We found that the favorable effect of sea fish on hip fracture was more substantial than that of freshwater fish, as was observed in a population-based cross-sectional study on fish and BMD in Hong Kong [8]. The beneficial effect was reported in sea fish but not in fresh-water fish on BMD in Chinese women in the cross-sectional study [6] and on the incidence of hip fracture in the Nurses Health Study cohort [10]. Why sea fish have a more favorable effect on bone health than freshwater fish remains uncertain. The differential effect between sea fish and freshwater fish is unlikely to be explained by high-quality protein and calcium, because their presence in the two types of fish was similar. Vitamin D and n-3 polyunsaturated fatty acid might partially explain the difference between sea fish and freshwater fish. Sea fish are richer in vitamin D than freshwater fish and vitamin D has long been thought to enhance the effects of calcium on bone health [20]. The human body most commonly obtains vitamin D from the diet or skin exposure to sunlight. However, the endogenous production of vitamin D tends to decrease with age and elderly people become more dependent on dietary sources to maintain adequate vitamin D status [21]. Second, sea fish are richer sources than freshwater fish of the long-chain n-3 fatty acids eicosapentaenoic acid and docosahexaenoic. Many studies have shown the beneficial effects of n-3 fatty acids on bone health in both humans and animals [22]–[24]. The possible mechanisms for the beneficial effects of dietary n-3 fatty acids on bone are extensive and include increasing calcium absorption [25], [26], increasing the synthesis of bone collagen [27], inhibiting bone resorption [25], decreasing urinary calcium excretion [27], and modulating the action of inflammatory cytokines, e.g., interleukin-1, interleukin-6, and tumor necrosis factors [28]–[30]. Thus, the varied effect of both types of fish on bone health might be partially explained by the different content of vitamin D and n-3 fatty acids in the population.
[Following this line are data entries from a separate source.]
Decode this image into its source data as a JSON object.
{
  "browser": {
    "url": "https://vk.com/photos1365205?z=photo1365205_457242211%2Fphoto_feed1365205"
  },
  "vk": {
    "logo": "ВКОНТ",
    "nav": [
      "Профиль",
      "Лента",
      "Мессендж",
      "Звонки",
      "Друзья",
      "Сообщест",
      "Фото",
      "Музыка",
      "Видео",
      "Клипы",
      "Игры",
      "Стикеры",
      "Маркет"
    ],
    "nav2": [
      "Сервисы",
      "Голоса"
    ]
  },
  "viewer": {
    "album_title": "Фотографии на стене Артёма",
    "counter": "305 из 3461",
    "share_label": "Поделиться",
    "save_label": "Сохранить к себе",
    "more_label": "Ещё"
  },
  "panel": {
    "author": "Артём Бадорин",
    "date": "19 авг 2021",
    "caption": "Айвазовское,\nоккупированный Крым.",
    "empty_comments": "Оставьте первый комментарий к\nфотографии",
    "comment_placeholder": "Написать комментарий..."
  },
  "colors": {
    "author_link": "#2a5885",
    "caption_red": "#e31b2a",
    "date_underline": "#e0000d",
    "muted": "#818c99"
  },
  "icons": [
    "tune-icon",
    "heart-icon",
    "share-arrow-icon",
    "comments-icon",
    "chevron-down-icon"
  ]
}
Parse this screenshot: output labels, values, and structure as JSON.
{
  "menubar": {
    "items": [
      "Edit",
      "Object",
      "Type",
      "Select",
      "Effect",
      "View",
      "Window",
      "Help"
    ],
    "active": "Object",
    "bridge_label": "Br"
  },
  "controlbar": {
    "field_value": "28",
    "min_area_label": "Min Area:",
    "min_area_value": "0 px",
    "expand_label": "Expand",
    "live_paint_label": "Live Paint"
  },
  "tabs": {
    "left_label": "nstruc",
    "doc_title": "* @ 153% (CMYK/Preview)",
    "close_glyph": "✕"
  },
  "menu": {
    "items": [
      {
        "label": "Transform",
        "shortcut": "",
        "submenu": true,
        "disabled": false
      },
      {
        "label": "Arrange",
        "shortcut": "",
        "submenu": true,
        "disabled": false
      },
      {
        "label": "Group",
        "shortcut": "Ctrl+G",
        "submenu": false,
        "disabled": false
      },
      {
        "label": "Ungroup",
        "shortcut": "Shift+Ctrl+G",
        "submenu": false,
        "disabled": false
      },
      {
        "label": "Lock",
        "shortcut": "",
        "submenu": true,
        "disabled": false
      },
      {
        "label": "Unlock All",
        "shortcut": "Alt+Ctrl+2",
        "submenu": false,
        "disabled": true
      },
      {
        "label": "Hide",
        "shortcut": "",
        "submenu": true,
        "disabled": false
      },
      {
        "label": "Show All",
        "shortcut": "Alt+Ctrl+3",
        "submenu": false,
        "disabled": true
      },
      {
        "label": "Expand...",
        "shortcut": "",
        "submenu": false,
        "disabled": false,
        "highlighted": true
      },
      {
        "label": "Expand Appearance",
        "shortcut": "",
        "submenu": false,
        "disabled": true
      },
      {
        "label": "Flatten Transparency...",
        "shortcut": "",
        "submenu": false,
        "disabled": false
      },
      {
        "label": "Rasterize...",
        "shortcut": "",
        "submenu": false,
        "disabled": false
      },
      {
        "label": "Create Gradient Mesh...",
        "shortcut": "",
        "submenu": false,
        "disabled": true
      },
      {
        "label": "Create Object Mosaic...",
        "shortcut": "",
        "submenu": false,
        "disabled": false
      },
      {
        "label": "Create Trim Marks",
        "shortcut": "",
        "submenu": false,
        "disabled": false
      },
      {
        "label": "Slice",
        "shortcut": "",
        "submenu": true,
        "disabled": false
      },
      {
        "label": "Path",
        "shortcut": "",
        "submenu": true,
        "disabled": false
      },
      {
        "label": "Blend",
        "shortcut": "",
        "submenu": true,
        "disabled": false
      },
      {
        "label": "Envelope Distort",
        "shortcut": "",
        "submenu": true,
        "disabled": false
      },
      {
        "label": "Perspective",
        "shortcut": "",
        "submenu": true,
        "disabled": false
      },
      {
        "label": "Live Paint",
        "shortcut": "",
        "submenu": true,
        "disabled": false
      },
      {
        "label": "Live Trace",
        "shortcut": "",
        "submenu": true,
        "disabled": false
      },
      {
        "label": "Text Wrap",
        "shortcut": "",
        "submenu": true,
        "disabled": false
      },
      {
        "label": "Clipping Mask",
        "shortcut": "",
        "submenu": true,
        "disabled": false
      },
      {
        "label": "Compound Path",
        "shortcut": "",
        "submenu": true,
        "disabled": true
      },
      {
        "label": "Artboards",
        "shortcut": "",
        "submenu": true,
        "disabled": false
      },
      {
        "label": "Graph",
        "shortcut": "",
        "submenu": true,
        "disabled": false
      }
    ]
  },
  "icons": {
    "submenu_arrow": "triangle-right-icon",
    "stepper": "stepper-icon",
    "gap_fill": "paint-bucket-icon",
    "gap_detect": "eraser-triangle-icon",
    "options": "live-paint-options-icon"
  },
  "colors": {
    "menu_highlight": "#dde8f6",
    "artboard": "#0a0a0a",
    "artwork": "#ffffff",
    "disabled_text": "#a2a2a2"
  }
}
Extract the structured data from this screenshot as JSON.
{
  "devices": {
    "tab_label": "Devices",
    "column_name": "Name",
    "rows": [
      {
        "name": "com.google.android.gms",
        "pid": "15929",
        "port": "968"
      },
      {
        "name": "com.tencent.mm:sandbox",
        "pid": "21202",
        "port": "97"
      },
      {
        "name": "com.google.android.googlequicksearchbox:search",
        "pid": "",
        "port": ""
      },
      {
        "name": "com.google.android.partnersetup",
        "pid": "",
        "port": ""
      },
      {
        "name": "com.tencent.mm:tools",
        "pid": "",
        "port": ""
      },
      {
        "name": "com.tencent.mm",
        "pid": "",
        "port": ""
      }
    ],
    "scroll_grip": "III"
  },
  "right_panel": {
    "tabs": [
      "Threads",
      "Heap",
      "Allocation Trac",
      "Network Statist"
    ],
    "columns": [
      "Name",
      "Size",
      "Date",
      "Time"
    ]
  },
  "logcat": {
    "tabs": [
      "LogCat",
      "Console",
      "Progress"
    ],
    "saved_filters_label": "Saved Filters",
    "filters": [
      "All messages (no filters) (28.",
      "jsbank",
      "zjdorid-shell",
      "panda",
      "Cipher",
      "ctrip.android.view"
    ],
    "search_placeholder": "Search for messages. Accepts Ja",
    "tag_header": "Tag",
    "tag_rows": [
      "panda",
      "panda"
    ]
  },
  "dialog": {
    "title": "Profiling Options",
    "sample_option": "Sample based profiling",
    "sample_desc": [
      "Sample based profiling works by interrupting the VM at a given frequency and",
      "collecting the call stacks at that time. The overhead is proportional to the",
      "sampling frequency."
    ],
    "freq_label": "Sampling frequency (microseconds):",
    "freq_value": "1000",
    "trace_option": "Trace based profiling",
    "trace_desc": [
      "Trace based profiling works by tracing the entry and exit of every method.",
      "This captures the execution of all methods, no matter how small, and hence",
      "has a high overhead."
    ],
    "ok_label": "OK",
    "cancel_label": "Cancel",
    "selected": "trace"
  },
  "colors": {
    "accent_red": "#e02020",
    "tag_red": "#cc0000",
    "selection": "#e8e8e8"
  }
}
We explored whether the beneficial effects of sea fish varied with gender, control sources, or fracture sites. The association between the intake of sea fish and the risk of hip fracture was more substantial in males than in females (OR, comparing extreme quartiles: 0.10 vs. 0.36, p-interaction: 0.052). This difference might stem from a large between-individual variation in the sea fish intakes of males and females (mean difference of intake between Q4 and Q1 in males vs. females, g/d: 34.53 vs. 26.81).

Our study has the following limitations. First, the time sequence between the exposure and outcome may be uncertain in the case-control study. However, it is unlikely to have an inverse time sequence because (i) only new cases were selected, (ii) we excluded both cases and controls with chronic diseases that might change dietary habits or nutritional factors, and (iii) adults generally maintain a long-term stable dietary habit [31], [32]. Second, hospital-based case-control studies are prone to selection biases. We controlled the selection bias by using multiple cases sourced from four different hospitals and controls from various hospitals and the community. The stratified analysis showed similar associations between hospital- and community-based controls. Third, while it is difficult for elderly participants to accurately recall habitual dietary intake, a differentially biased report of the fish intake between cases and controls is unlikely because the beneficial effects of fish consumption on bone health is not publically confirmed or well-known. We also controlled the interviewer bias through standardized training and by having the interviewers conduct an equal proportion of case and control interviews. Finally, apart from age and gender, other socioeconomic factors and food intakes were not balanced between the cases and controls. Thus, we used a multivariate model to control the possible confounders.

Conclusions

Our findings show that a higher intake of seafood is significantly and independently associated with a lower risk of hip fracture in the elderly. Therefore, increasing sea fish consumption may benefit the prevention of hip fracture in the elderly.